When it was first introduced, the program was to make the portions of provincial highway running through urban centres the responsibility of the municipality to maintain, such as the section of Highway 21 running through Maple Creek.
However, the ministry has given municipalities another option.
“We’ve got some choices that we can make. We can stay the same and give highways the jurisdiction, so we would have to make an application to put in a light post or a crosswalk or anything like that,” explained Rudd. “(Or) we could sign an agreement with ministry and keep the jurisdiction and forfeit the money that they would pay us for that stretch. It’s all maintained, they just wouldn’t give us any money for it.”
The town has always had jurisdiction over Pacific Avenue – which the ministry provides funds to maintain each year – but the section in question is Highway 21 from Pacific Avenue to the south end of town.
The mayor said the town would want jurisdiction if it were intending to have more development along the highway, but that isn’t the case.
Council agreed to leave the jurisdiction with the Department of Highways and forfeit the operating and maintenance grant for the portion of Highway 21.
Council members attended a presentation regarding a new public alert pilot project.
The Emergency Management and Fire Safety Branch of the Ministry of Government Relations is organizing the pilot project as Saskatchewan – like many other provinces – has no agency that receives co-ordinates and disseminates public safety alerts. The development of a national public alerting system started when federal, provincial and territorial ministries began working with the broadcasting industry to establish a Canadian public alerting system. In June 2010, the National Alert Aggregation and Dissemination System (NAAD) was launched. The system is used to distribute alerts for all hazards, police notifications and public service disruptions such as road closures, Amber Alerts and school bus cancellations. Saskatchewan has signed an agreement to use NAAD to issue public alerts.
The Saskatchewan Public Alerting System will be piloted in the western portion of the province, covering the Southwest all the way up to Lloydminster and will come into effect March 1, 2014 and run for one year. There is no cost to each municipality involved except for training purposes.
“You have to have individuals within your community that are aware of how to utilize this system, how to put information on it and what is the proper protocol,” explained town administrator Michelle Schmidt.
“I’m glad to see that it’s on the way,” said Cresswell.
Council decided it will take part in the pilot project.
South West Victim Services requested council’s support in maintaining its services with a donation. The town has made a donation of $200 towards the service each year and consented to a $200 donation again this year.

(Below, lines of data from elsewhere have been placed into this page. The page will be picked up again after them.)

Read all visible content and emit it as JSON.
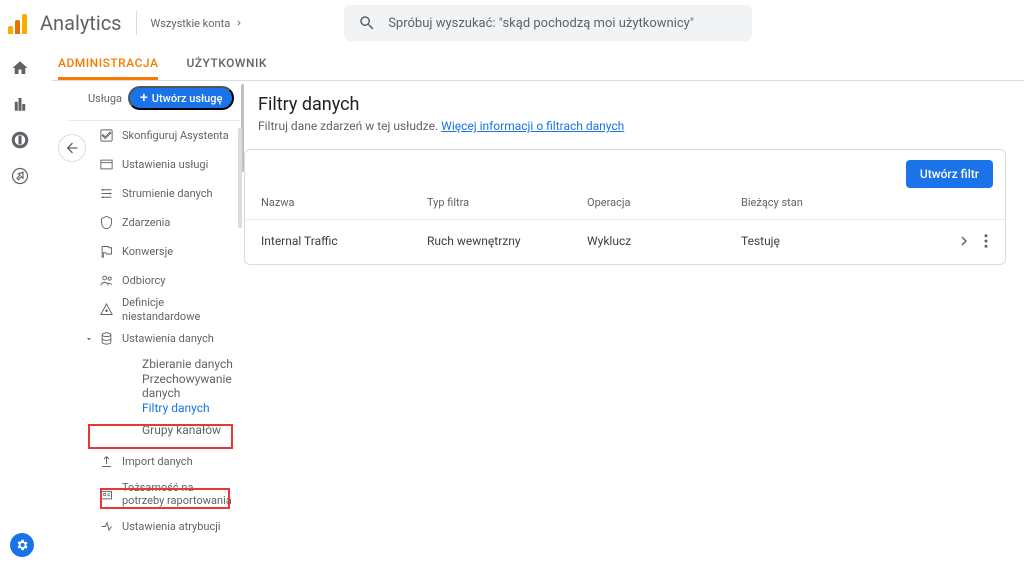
{
  "header": {
    "product": "Analytics",
    "breadcrumb": "Wszystkie konta",
    "search_placeholder": "Spróbuj wyszukać: \"skąd pochodzą moi użytkownicy\""
  },
  "tabs": {
    "admin": "ADMINISTRACJA",
    "user": "UŻYTKOWNIK"
  },
  "sidebar": {
    "service_label": "Usługa",
    "create_button": "Utwórz usługę",
    "items": [
      {
        "label": "Skonfiguruj Asystenta"
      },
      {
        "label": "Ustawienia usługi"
      },
      {
        "label": "Strumienie danych"
      },
      {
        "label": "Zdarzenia"
      },
      {
        "label": "Konwersje"
      },
      {
        "label": "Odbiorcy"
      },
      {
        "label": "Definicje niestandardowe"
      },
      {
        "label": "Ustawienia danych",
        "expanded": true,
        "children": [
          {
            "label": "Zbieranie danych"
          },
          {
            "label": "Przechowywanie danych"
          },
          {
            "label": "Filtry danych",
            "active": true
          },
          {
            "label": "Grupy kanałów"
          }
        ]
      },
      {
        "label": "Import danych"
      },
      {
        "label": "Tożsamość na potrzeby raportowania"
      },
      {
        "label": "Ustawienia atrybucji"
      }
    ]
  },
  "page": {
    "title": "Filtry danych",
    "subtitle": "Filtruj dane zdarzeń w tej usłudze.",
    "learn_more": "Więcej informacji o filtrach danych",
    "create_filter": "Utwórz filtr",
    "columns": {
      "name": "Nazwa",
      "type": "Typ filtra",
      "operation": "Operacja",
      "state": "Bieżący stan"
    },
    "rows": [
      {
        "name": "Internal Traffic",
        "type": "Ruch wewnętrzny",
        "operation": "Wyklucz",
        "state": "Testuję"
      }
    ]
  }
}
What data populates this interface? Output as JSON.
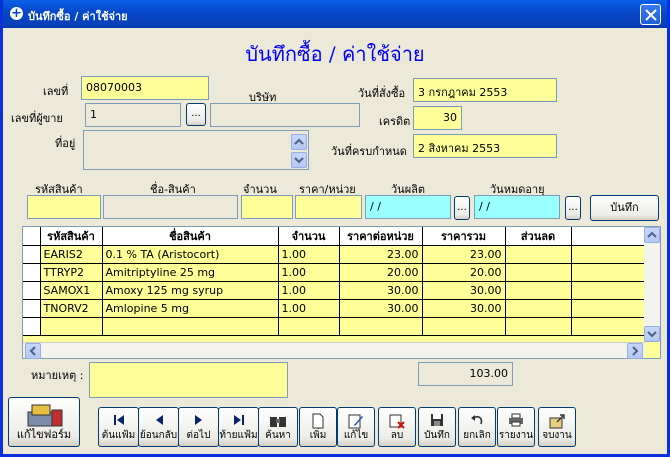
{
  "window": {
    "title": "บันทึกซื้อ / ค่าใช้จ่าย"
  },
  "page_title": "บันทึกซื้อ / ค่าใช้จ่าย",
  "form": {
    "doc_no_label": "เลขที่",
    "doc_no": "08070003",
    "vendor_no_label": "เลขที่ผู้ขาย",
    "vendor_no": "1",
    "company_label": "บริษัท",
    "company": "",
    "address_label": "ที่อยู่",
    "address": "",
    "order_date_label": "วันที่สั่งซื้อ",
    "order_date": "3 กรกฎาคม 2553",
    "credit_label": "เครดิต",
    "credit": "30",
    "due_date_label": "วันที่ครบกำหนด",
    "due_date": "2 สิงหาคม 2553"
  },
  "entry": {
    "code_label": "รหัสสินค้า",
    "name_label": "ชื่อ-สินค้า",
    "qty_label": "จำนวน",
    "price_label": "ราคา/หน่วย",
    "mfg_label": "วันผลิต",
    "exp_label": "วันหมดอายุ",
    "mfg_value": " / /",
    "exp_value": " / /",
    "browse_label": "...",
    "save_label": "บันทึก"
  },
  "table": {
    "columns": [
      "รหัสสินค้า",
      "ชื่อสินค้า",
      "จำนวน",
      "ราคาต่อหน่วย",
      "ราคารวม",
      "ส่วนลด"
    ],
    "rows": [
      [
        "EARIS2",
        "0.1 % TA (Aristocort)",
        "1.00",
        "23.00",
        "23.00",
        ""
      ],
      [
        "TTRYP2",
        "Amitriptyline 25 mg",
        "1.00",
        "20.00",
        "20.00",
        ""
      ],
      [
        "SAMOX1",
        "Amoxy 125 mg syrup",
        "1.00",
        "30.00",
        "30.00",
        ""
      ],
      [
        "TNORV2",
        "Amlopine 5 mg",
        "1.00",
        "30.00",
        "30.00",
        ""
      ]
    ]
  },
  "remark_label": "หมายเหตุ :",
  "remark": "",
  "total": "103.00",
  "buttons": {
    "edit_form": "แก้ไขฟอร์ม",
    "first": "ต้นแฟ้ม",
    "prev": "ย้อนกลับ",
    "next": "ต่อไป",
    "last": "ท้ายแฟ้ม",
    "search": "ค้นหา",
    "add": "เพิ่ม",
    "edit": "แก้ไข",
    "delete": "ลบ",
    "save": "บันทึก",
    "cancel": "ยกเลิก",
    "report": "รายงาน",
    "close": "จบงาน"
  },
  "colors": {
    "title_blue": "#0000FF",
    "field_yellow": "#FFFF99",
    "field_cyan": "#99FFFF",
    "titlebar": "#0747C9"
  }
}
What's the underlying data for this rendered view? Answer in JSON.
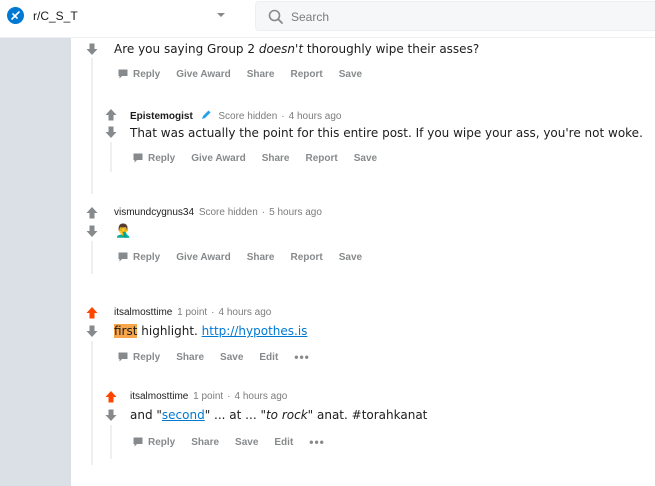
{
  "header": {
    "community": "r/C_S_T",
    "search_placeholder": "Search"
  },
  "comments": [
    {
      "id": "c1",
      "text_parts": [
        "Are you saying Group 2 ",
        "doesn't",
        " thoroughly wipe their asses?"
      ],
      "actions": [
        "Reply",
        "Give Award",
        "Share",
        "Report",
        "Save"
      ]
    },
    {
      "id": "c2",
      "author": "Epistemogist",
      "score": "Score hidden",
      "time": "4 hours ago",
      "text": "That was actually the point for this entire post. If you wipe your ass, you're not woke.",
      "actions": [
        "Reply",
        "Give Award",
        "Share",
        "Report",
        "Save"
      ]
    },
    {
      "id": "c3",
      "author": "vismundcygnus34",
      "score": "Score hidden",
      "time": "5 hours ago",
      "text": "🤦‍♂️",
      "actions": [
        "Reply",
        "Give Award",
        "Share",
        "Report",
        "Save"
      ]
    },
    {
      "id": "c4",
      "author": "itsalmosttime",
      "score": "1 point",
      "time": "4 hours ago",
      "highlight": "first",
      "text_mid": " highlight. ",
      "link": "http://hypothes.is",
      "actions": [
        "Reply",
        "Share",
        "Save",
        "Edit"
      ],
      "more": "•••"
    },
    {
      "id": "c5",
      "author": "itsalmosttime",
      "score": "1 point",
      "time": "4 hours ago",
      "text_a": "and \"",
      "link": "second",
      "text_b": "\" ... at ... \"",
      "italic": "to rock",
      "text_c": "\" anat. #torahkanat",
      "actions": [
        "Reply",
        "Share",
        "Save",
        "Edit"
      ],
      "more": "•••"
    }
  ],
  "meta_sep": "·",
  "colors": {
    "upvoted": "#ff4500",
    "neutral_vote": "#878a8c",
    "link": "#0079d3",
    "highlight": "#f7a64c",
    "gutter": "#dae0e6"
  }
}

The new staff hours at the town office was found to be effective. The hours of 8:30 a.m. to 4:30 p.m. while maintaining the regular hours the office is open to the public will be maintained.
A request was made to remove an old tree from the boulevard in front of 208 and 210 Marsh Street as the tree is in poor condition and could fall down. Council approved the removal of the dead tree.
Council also approved a landfill use agreement between the town and Okimaw Ohci Healing Lodge to allow it to use the Maple Creek waste disposal site at a cost of $4,000 for the year.